All of the lands could be in danger if the city decides to turn Northpoint into a warehouse district, she said.
“If those wetlands over there cease to be functional, we could lose entire populations of certain bird species,” said Seed.
City planners have drafted plans for the Northpoint Small Area to be rezoned and were considering one developer’s Zoning Map Amendment to change one 14-acre piece of the bigger area during a Planning Commission meeting Wednesday night.
“Now that we’re starting to get some more development pressure, in not just that area but all over the city for different types of uses, there are some property owners who wanted to push for transitioning their agricultural lands to other use,” said Nic Norris, Planning Director for Salt Lake City.

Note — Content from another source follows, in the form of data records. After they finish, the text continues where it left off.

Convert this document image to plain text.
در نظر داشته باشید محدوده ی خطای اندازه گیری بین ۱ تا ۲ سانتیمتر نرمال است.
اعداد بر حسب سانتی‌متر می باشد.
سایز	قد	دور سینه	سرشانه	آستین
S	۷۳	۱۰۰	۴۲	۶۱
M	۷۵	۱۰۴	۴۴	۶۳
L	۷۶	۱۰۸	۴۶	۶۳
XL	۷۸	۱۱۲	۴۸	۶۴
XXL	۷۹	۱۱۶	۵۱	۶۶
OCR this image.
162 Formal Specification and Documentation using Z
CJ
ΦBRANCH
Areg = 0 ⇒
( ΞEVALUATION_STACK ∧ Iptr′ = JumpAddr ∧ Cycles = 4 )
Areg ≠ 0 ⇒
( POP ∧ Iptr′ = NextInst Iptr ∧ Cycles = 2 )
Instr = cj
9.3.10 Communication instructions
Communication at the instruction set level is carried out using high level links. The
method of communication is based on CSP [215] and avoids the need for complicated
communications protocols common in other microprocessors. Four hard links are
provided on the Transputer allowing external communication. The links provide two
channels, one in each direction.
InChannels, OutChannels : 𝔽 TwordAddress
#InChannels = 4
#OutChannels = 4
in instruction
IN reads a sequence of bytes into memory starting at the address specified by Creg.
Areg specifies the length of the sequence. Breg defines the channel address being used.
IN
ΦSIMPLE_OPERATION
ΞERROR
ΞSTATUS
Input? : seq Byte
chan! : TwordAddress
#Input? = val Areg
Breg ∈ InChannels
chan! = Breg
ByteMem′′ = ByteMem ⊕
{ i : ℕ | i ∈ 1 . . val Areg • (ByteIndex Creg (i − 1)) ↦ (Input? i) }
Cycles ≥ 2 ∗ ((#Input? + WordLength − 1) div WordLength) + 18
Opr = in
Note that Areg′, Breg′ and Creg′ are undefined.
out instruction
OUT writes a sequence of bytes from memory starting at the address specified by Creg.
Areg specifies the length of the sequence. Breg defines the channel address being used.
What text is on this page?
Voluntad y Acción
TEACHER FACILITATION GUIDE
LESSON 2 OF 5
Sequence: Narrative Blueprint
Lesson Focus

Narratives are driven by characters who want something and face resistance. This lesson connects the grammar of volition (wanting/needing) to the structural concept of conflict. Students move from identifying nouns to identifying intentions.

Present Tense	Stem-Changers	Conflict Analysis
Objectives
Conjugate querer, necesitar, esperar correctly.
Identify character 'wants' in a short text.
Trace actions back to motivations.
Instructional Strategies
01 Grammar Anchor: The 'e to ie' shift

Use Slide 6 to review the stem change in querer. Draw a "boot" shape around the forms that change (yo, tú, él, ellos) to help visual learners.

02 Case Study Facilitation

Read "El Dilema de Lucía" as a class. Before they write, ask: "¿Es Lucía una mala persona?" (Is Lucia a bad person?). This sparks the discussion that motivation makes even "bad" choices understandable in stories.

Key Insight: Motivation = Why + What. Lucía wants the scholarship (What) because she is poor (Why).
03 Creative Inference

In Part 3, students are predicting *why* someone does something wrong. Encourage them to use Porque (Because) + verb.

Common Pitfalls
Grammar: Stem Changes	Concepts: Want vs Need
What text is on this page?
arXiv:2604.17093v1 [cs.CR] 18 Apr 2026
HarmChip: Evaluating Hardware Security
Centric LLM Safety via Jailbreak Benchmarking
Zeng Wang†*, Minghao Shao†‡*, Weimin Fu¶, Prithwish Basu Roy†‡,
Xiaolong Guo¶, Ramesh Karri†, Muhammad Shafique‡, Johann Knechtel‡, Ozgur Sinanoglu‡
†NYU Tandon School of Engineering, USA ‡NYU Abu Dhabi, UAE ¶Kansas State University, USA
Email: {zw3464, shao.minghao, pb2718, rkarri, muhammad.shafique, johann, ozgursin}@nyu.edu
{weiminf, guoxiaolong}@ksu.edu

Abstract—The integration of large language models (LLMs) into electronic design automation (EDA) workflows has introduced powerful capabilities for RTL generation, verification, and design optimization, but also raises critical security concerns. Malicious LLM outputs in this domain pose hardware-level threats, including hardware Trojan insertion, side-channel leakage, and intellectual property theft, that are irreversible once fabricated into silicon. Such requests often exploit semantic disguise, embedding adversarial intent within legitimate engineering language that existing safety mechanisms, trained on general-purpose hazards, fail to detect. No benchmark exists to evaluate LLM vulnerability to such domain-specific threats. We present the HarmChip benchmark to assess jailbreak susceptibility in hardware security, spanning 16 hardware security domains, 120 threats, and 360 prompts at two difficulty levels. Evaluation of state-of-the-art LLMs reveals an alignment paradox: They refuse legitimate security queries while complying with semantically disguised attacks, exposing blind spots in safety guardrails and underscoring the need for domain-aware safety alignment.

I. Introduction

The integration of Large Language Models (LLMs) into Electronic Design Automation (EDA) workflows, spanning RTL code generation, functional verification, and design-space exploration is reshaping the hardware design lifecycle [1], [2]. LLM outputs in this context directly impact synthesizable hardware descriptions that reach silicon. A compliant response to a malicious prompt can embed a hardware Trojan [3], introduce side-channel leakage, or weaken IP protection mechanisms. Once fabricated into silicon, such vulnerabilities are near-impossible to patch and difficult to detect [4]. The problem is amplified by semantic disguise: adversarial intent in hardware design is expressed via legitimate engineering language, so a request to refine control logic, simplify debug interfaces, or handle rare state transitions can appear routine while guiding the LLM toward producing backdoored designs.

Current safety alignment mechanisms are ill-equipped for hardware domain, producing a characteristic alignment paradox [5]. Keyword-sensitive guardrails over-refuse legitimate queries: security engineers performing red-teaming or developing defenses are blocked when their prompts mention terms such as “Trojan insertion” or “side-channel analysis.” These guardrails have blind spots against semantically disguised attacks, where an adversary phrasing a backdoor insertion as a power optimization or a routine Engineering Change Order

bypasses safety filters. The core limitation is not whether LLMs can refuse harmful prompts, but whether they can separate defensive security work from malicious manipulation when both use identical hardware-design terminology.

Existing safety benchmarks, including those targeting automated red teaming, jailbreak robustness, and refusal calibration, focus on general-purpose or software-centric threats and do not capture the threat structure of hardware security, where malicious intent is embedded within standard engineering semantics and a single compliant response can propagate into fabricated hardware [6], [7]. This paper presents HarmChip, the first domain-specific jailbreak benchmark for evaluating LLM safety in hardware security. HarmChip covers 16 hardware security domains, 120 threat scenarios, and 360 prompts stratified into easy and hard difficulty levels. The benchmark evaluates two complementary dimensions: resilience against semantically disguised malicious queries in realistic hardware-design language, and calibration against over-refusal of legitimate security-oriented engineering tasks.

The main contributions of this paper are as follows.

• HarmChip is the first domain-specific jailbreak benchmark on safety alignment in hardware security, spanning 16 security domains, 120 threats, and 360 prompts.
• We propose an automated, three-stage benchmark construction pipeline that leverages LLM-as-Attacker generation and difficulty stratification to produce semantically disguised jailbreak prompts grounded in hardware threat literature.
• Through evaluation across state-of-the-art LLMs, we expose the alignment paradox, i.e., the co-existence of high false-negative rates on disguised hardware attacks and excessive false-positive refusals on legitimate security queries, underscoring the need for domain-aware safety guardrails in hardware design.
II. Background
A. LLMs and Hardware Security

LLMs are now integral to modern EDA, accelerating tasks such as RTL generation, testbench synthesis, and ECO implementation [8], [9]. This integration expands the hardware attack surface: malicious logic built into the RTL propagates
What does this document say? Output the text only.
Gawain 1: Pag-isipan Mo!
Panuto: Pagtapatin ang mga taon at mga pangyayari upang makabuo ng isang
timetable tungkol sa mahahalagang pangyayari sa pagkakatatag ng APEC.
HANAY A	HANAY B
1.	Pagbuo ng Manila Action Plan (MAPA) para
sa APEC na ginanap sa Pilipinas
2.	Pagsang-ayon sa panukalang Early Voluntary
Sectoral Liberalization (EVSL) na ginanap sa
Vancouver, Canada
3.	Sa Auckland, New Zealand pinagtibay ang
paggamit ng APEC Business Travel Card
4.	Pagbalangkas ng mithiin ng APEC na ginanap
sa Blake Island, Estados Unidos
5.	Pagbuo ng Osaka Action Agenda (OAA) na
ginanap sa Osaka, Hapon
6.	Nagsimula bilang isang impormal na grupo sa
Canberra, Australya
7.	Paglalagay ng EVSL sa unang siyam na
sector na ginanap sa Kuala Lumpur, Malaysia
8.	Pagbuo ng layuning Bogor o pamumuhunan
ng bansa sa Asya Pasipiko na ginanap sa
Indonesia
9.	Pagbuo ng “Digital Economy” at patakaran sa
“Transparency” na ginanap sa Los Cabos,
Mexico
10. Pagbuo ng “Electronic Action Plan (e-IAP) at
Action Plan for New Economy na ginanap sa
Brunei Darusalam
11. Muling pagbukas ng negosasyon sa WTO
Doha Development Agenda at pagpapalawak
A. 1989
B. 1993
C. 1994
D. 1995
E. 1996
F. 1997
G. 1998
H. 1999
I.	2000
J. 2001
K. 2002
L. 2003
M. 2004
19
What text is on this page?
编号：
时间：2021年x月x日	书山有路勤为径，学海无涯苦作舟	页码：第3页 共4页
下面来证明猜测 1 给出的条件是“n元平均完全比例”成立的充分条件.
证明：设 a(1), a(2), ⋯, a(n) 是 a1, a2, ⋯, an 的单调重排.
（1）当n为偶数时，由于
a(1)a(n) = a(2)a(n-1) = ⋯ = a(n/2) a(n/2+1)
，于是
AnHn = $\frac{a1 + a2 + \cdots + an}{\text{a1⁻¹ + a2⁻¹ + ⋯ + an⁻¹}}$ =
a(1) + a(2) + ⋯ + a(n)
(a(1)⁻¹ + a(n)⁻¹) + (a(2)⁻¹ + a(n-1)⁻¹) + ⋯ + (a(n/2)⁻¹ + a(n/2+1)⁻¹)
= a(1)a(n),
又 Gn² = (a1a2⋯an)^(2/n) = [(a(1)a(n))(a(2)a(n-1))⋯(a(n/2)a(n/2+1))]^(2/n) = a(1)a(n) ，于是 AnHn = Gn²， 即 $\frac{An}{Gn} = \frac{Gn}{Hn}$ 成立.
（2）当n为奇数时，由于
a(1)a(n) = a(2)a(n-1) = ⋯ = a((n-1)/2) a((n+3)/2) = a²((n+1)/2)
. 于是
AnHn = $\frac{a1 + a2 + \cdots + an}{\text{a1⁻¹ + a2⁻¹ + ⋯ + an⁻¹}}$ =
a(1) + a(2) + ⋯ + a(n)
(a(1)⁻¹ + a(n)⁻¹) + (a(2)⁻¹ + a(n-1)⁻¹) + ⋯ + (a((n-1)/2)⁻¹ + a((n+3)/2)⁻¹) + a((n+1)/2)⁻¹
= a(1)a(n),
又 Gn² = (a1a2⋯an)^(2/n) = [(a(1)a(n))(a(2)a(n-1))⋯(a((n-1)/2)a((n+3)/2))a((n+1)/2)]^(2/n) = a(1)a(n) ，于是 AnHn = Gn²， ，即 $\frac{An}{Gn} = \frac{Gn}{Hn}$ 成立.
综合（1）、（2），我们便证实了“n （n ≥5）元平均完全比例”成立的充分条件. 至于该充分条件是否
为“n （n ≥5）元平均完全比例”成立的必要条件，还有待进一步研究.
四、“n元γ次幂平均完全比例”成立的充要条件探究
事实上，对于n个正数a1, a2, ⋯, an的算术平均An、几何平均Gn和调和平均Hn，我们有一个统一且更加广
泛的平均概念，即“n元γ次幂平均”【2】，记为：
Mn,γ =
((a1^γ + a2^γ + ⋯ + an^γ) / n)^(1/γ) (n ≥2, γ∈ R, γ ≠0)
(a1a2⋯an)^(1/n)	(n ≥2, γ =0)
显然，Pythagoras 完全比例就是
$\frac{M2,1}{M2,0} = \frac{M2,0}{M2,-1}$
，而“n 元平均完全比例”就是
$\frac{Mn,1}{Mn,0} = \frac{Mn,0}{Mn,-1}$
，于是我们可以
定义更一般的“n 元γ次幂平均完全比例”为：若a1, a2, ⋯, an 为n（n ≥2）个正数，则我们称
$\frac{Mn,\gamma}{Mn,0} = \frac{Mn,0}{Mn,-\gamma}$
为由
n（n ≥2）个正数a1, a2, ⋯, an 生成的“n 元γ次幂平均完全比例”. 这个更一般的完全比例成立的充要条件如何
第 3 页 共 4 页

The Zoning Map Amendment would rezone the land from “agricultural” to “light manufacturing.” Opponents argued the development would not only harm residents but the Great Salt Lake too.
“They are very polluting, and they cause traffic congestion and destruction of roads,” said Seed. “All of the communities in this area will be affected by diesel pollution.”
Dozens of salt lake city residents spoke out in opposition to the warehouse district at Wednesday’s meeting. The city doesn’t want to disrupt the fragile ecosystem of the area though, said Norris.
“I don’t think that, at least the Planning Division or the city as a whole, wants to see it just be a warehousing and distribution area, right? We don’t want that to happen,” he said. “Part of the things that we need to figure out as a city is how can we do that and to support the better jobs.”
The decision is in the hands of Salt Lake City’s government, but its impact will be felt throughout the state.
“We’re really at a critical point,” said Seed. “What happens, the decisions that are made in the next few years, are going to tell the story or whether we even have the Great Salt Lake.”
The Planning Commission decided to table the Zoning Map Amendment decision until City Council finalizes its Northpoint Plan.